Spontaneous, downwards directed fixation nystagmus is the primary source for visual disturbance and oscillopsia in DBN. Nystagmus intensity is known to be influenced by static changes in head position relative to gravity [18, 26]. So far it was unknown whether and how DBN might be also influenced by dynamic changes in head orientation such as they occur during locomotion. We observed that walking at preferred pace and speed resulted in a considerable reduction of nystagmus frequency, consistently in all examined patients irrespective of DBN etiology. This attenuation could result from activity-induced changes in head orientation and resultant alterations of vestibular input. DBN has been related to an overacting otolith-ocular reflex [3, 18] according to which the gravity-dependence of DBN should primarily reflect changes in otolithic input [18, 26]. However, due to fixation on a visual target at eye level during walking in our experiment, head orientation of patients was rather kept straight ahead. Moreover, walking has been generally associated with a slight downward tilt of the head in pitch plane [22], which should result in enhancement rather than attenuation of DBN according to the aforementioned assumption [18].

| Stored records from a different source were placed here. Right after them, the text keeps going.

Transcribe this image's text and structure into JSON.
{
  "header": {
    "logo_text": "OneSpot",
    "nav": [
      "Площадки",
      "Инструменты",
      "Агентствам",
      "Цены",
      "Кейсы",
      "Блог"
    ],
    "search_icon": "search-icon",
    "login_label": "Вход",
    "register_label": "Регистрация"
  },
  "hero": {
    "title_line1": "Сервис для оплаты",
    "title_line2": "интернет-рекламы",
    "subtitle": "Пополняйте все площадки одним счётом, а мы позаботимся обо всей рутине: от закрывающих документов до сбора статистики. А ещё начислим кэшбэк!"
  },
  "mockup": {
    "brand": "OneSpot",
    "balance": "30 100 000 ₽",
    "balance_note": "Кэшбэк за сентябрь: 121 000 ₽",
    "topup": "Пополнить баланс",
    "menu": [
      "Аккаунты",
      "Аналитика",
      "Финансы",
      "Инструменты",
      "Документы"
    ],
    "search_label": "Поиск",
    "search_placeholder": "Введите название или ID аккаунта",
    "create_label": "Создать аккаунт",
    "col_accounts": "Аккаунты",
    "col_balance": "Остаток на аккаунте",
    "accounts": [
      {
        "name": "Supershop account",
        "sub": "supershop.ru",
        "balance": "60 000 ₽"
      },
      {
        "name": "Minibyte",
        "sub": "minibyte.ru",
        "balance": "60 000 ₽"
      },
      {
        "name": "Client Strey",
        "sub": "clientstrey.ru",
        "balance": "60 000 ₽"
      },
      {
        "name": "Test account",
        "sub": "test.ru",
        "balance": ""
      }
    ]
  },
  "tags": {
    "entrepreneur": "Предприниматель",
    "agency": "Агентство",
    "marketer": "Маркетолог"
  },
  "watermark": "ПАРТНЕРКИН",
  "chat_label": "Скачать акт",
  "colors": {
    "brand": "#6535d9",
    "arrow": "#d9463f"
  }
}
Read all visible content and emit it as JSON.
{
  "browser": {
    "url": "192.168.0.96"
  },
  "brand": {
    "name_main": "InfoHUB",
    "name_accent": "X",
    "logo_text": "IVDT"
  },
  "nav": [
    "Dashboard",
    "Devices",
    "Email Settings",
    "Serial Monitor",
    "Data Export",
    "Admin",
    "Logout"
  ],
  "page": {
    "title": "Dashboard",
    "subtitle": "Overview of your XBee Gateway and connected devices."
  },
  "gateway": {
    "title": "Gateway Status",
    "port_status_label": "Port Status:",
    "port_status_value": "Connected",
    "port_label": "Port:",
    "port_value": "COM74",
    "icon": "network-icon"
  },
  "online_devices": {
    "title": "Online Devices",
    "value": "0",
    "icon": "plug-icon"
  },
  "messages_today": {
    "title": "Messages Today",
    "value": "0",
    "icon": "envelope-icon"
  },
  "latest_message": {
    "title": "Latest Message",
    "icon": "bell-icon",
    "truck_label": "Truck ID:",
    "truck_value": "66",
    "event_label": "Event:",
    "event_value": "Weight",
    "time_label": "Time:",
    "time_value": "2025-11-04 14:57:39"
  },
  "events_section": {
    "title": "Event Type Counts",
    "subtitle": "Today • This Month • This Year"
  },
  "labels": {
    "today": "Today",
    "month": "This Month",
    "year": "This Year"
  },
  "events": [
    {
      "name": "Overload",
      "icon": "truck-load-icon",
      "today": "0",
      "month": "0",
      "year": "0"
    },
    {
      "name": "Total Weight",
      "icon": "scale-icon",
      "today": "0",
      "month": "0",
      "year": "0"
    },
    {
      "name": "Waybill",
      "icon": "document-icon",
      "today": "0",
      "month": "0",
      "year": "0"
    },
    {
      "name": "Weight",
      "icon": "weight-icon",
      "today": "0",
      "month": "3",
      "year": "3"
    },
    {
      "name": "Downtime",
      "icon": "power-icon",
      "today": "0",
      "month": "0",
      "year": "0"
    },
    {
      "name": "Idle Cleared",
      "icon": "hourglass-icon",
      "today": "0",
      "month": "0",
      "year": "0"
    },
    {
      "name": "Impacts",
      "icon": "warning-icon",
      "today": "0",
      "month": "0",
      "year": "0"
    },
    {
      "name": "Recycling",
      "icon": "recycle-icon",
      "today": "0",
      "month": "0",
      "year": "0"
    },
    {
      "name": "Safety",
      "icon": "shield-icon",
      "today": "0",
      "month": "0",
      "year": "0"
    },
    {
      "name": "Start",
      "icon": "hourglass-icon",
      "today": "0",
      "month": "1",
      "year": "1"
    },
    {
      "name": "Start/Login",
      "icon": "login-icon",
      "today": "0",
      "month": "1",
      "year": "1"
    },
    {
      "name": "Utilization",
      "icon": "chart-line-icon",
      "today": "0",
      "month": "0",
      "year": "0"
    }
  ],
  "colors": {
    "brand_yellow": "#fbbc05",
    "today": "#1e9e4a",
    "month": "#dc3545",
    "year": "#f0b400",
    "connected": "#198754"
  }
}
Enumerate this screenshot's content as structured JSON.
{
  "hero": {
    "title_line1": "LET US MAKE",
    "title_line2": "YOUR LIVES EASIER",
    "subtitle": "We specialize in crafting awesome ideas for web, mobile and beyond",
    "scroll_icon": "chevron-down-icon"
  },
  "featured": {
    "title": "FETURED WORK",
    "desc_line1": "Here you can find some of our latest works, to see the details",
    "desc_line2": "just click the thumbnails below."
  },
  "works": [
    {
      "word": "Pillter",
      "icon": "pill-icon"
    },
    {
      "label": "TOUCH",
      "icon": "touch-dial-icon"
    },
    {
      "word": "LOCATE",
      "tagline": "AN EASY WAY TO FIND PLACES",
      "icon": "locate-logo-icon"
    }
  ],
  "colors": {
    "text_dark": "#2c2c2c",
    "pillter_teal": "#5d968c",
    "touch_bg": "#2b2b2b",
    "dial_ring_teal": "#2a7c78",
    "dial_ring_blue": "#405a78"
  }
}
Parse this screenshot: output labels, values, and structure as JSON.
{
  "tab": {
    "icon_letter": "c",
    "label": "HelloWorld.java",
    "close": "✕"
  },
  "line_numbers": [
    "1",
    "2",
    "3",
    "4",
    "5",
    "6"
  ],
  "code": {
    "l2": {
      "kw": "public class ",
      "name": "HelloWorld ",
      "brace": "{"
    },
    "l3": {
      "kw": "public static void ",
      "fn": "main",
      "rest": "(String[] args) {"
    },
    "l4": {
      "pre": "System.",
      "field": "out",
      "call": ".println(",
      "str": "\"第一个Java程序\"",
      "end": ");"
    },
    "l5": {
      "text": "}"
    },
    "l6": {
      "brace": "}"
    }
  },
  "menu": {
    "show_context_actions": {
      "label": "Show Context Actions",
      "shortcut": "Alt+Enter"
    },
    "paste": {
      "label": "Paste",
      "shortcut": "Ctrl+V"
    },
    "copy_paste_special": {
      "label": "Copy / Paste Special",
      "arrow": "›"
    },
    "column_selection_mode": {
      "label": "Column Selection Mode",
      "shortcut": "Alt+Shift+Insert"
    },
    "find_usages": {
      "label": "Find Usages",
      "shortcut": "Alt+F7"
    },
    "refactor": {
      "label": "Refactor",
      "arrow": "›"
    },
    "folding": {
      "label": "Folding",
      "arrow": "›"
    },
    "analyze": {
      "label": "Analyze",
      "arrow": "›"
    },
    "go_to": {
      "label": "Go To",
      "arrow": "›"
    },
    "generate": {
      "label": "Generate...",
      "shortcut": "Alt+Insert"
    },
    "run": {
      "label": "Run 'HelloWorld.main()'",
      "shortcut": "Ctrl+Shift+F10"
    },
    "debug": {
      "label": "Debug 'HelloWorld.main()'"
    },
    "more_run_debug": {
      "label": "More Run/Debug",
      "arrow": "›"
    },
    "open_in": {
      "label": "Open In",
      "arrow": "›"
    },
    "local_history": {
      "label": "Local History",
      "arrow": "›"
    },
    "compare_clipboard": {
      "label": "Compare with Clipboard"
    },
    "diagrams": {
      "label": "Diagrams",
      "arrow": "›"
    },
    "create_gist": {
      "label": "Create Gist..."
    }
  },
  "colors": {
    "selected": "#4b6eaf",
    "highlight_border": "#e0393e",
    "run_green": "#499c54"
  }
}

Alternatively, walking-induced attenuation of DBN symptoms could directly arise from locomotor-activity itself. In a previous study we could demonstrate that postural imbalance in DBN becomes attenuated during locomotion in particular during fast stereotyped walking [24]. Analogously, peripheral vestibular ocular-motor impairments such as spontaneous nystagmus in unilateral or deficient VOR in bilateral vestibulopathy are known to improve during locomotion [1, 12]. These observations have been collectively interpreted to reflect a selective central and/or peripheral suppression of sensory feedback during locomotion. A physiological substrate and mechanism for this activity-dependent suppression of sensory feedback has been revealed in amphibian animal models [15, 28]. In these animals, efference copies of the spinal locomotor command are conveyed to upper brain regions where they selectively suppress afferent vestibular input and directly supplement visuo-vestibular reflexes to ensure gaze stability during locomotion. Also in humans, theoretical approaches [4, 17], clinical observations [2, 12], and experimental evidence [5, 6] suggest the presence of an analogous predictive feed-forward regulation of gaze and postural stability during locomotion. Hence, efference copies of the locomotor command could likewise cancel out the destabilizing vestibulo-cerebellar drive that has been suggested to induce central ocular-motor and postural impairments in DBN patients.

A detailed investigation of the timing of remaining nystagmus occurrence during walking further demonstrated that the degree of DBN attenuation during locomotion depends on the specific gait cycle phase. These phasic changes in nystagmus intensity across the gait cycle parallel the phasic modulation of the VOR (Fig. 3C) and vestibulospinal reflexes during human locomotion [5, 6]. Hence, gait cycle phases where DBN is suppressed coincide with those where vertical VOR and vestibulospinal responses are selectively canceled out or attenuated. This observation further suggests that the attenuation of DBN while walking and the suppression of sensorimotor gaze and balance reflexes during locomotion share the abovementioned common mechanism.

In conclusion, the present findings demonstrate that while DBN has profound effects on patients walking ability, it does not impair general gaze stabilizing mechanisms during locomotion. However, walking in turn has an attenuating effect on nystagmus intensity in DBN. This observation parallels previous reports of a locomotion-induced mitigation of sensory ocular-motor and balance deficits during walking. We propose that a common mechanism based on a predictive feed-forward regulation of posture and gaze might explain this attenuation of peripheral and central sensorimotor balance and ocular-motor deficits. Subsequent studies should examine whether, in analogy to postural stability, walking-related attenuation of DBN becomes even more pronounced at non-preferred, fast walking modes. Besides, further investigations are required to explore the functional consequences of the present findings in particular related to the dynamic visual acuity and risk of falling in patients with DBN.